- Born: Arthur John Provis 10 March 1925 Reading, Berkshire, England
- Died: 17 May 2016 (aged 91) England

= Arthur Provis =

English cinematographer and producer (1925–2016)

Arthur John Provis (10 March 1925 – 17 May 2016) was an English cinematographer and producer, best known for co-founding AP Films ("Anderson-Provis" Films) with Gerry Anderson.

As a former Navy photographer forging a career operating rostrum cameras, he met Anderson filming a series called You've Never Seen This about unusual circus acts. Finding a shared interest in film-making, Provis teamed with Anderson, creating AP Films, with the original intention to make commercials. As a result of an advert featuring a puppet, the company was approached in 1957 by Roberta Leigh to create a children's series The Adventures of Twizzle for Associated-Rediffusion. This led to AP Films' early puppet shows, including Twizzle, Torchy the Battery Boy and Four Feather Falls, although Provis left the company amicably in 1959; he was cautious, and Anderson was adventurous. Provis was worried about the amount of film stock he and Anderson were using. He was also neurotic about the company going bust, in contrast to Anderson, who was determined to get the best possible result, even if it meant the company did go bust.

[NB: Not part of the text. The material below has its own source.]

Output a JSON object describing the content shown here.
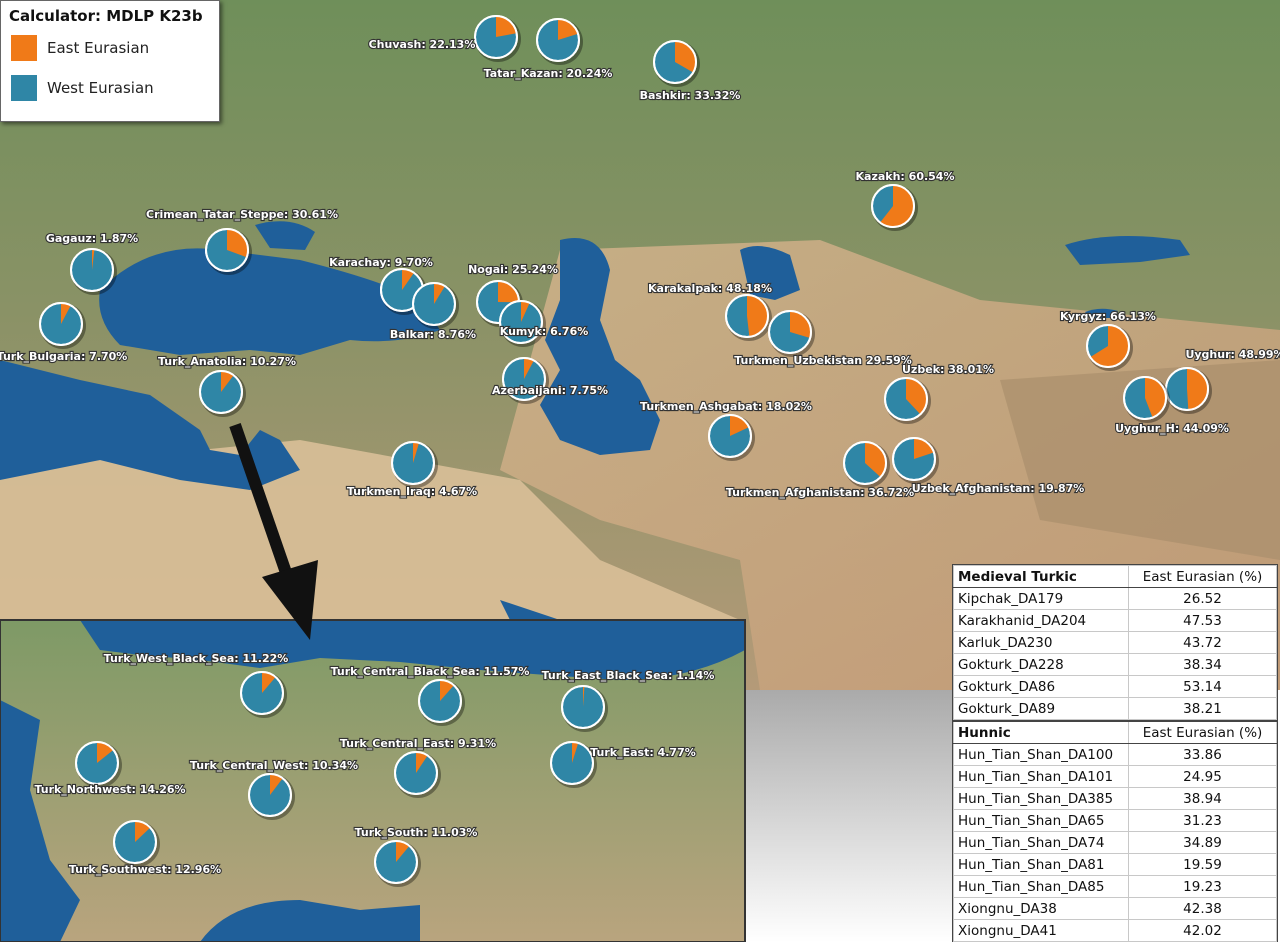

Whereas Anderson went on to produce his own puppet ("Supermarionation") programmes (including Supercar, Stingray and Thunderbirds, the last credited to AP Films), Provis continued his association with Roberta Leigh, producing and filming the puppet series Adventures of Sara and Hoppity (1961) and Space Patrol (1962-3).

A colour pilot episode for another puppet series called Paul Starr: Space Agent, about a James Bond-style action hero, failed to be commissioned, as did a 1967 live-action science fiction series The Solarnauts, for which Provis filmed the model sequences. Following this, Provis went back to filming commercials.

He died on 17 May 2016 at the age of 91.